Despite these positive aspects of the Trump Administration’s intentions, the Greenland dream contains too many question marks, because the remarks of Washington seems like they are considering the issue as something bilateral between Washington and Copenhagen, without considering the autonomy of Greenland. Since 2008, Greenland has a greater autonomy compared to the other territories previously acquired by the United States.
Despite strong ties with Denmark, Greenland has its own prime minister and parliament which has power on numerous issues, despite some delicate subjects such as the foreign policy. All these aspects show that a possible US offer also needed to be discussed by lawmakers and locals of Greenland, and maybe it should even need a referendum process. This background makes us understand the words of Danish Prime Minister Mette Frederiksen; “Greenland is not for sale. Greenland is not Danish. Greenland belongs to Greenland.” As we can see, Greenland is much more than a piece of territory for its legal and political status.
As Trump’s idea of purchasing Greenland didn’t have a positive echo among Danish authorities, such a historic move seems to be impossible at this stage.

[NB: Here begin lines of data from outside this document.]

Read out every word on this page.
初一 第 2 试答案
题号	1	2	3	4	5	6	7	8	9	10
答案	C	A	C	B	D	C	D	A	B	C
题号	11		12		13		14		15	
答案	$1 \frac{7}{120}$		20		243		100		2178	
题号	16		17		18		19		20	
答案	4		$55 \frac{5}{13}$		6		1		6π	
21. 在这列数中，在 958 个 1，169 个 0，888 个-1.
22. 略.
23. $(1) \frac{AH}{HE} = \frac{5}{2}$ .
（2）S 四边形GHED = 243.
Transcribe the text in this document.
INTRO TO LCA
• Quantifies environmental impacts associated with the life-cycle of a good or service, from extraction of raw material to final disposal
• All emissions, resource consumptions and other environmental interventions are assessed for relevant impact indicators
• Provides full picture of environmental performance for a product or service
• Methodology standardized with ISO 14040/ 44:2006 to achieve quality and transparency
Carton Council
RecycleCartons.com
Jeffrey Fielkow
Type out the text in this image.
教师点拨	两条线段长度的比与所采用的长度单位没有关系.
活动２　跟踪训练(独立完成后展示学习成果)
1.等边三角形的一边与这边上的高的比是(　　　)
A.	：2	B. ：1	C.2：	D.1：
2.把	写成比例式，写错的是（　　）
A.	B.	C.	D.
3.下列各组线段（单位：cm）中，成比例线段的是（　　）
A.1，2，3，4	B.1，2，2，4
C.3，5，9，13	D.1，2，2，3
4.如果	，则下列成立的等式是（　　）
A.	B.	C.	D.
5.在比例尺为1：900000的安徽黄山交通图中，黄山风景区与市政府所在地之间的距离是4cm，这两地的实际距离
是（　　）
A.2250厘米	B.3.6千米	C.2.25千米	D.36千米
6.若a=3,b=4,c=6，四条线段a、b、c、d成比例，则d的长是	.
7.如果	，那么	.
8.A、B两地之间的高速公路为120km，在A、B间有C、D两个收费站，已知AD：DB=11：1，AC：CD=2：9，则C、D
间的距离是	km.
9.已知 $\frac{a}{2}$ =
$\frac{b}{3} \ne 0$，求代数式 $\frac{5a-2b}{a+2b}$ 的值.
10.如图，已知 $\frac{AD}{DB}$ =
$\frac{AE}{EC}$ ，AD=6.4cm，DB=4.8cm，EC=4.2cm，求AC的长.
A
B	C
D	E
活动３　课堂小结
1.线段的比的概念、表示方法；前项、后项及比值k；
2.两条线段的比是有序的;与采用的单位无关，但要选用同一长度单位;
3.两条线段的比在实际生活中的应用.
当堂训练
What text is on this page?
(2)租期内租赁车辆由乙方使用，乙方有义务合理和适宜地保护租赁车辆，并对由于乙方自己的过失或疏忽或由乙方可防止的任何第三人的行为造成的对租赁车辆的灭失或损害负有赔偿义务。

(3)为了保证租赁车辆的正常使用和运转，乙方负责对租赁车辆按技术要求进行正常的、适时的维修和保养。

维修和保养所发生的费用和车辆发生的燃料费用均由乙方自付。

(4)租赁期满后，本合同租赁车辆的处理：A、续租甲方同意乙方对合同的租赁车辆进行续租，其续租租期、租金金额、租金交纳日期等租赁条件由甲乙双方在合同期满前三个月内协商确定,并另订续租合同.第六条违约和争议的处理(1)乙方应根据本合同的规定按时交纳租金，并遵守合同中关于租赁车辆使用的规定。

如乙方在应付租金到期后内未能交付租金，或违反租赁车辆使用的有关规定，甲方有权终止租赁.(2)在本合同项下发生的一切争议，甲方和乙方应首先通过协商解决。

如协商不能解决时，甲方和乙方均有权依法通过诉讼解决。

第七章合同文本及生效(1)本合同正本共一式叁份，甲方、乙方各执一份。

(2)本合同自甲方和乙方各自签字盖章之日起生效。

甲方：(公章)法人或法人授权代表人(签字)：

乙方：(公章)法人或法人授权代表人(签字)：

Despite the idea raising some imperialist sentiments around the United States, the international community wasn’t impressed by such a topic, and the case seems to be closed as a simple “war of words”. After a tumultuous period with Denmark, the US President saw that a diplomatic approach, such as opening a consulate and Greenlandic affairs officer, looks more feasible than purchasing the whole island.
On the other hand, maybe these remarks of Trump was just a way of arousing interest from the media and other experts of the Arctic issue. These latest developments showed that the United States is considering getting involved in that area. However, the words of the Trump administration on purchasing Greenland had negative impacts in the island and its NATO Alliance, Denmark. Is it possible for the United States to have an influence in the area, after these skirmishes? It is now up to Trump to save the United States’ credibility within the Arctic and stop the influence of other countries in this region, such as Russia and China, and to try not to harm its ties with other parts of this cooperation, starting with Denmark.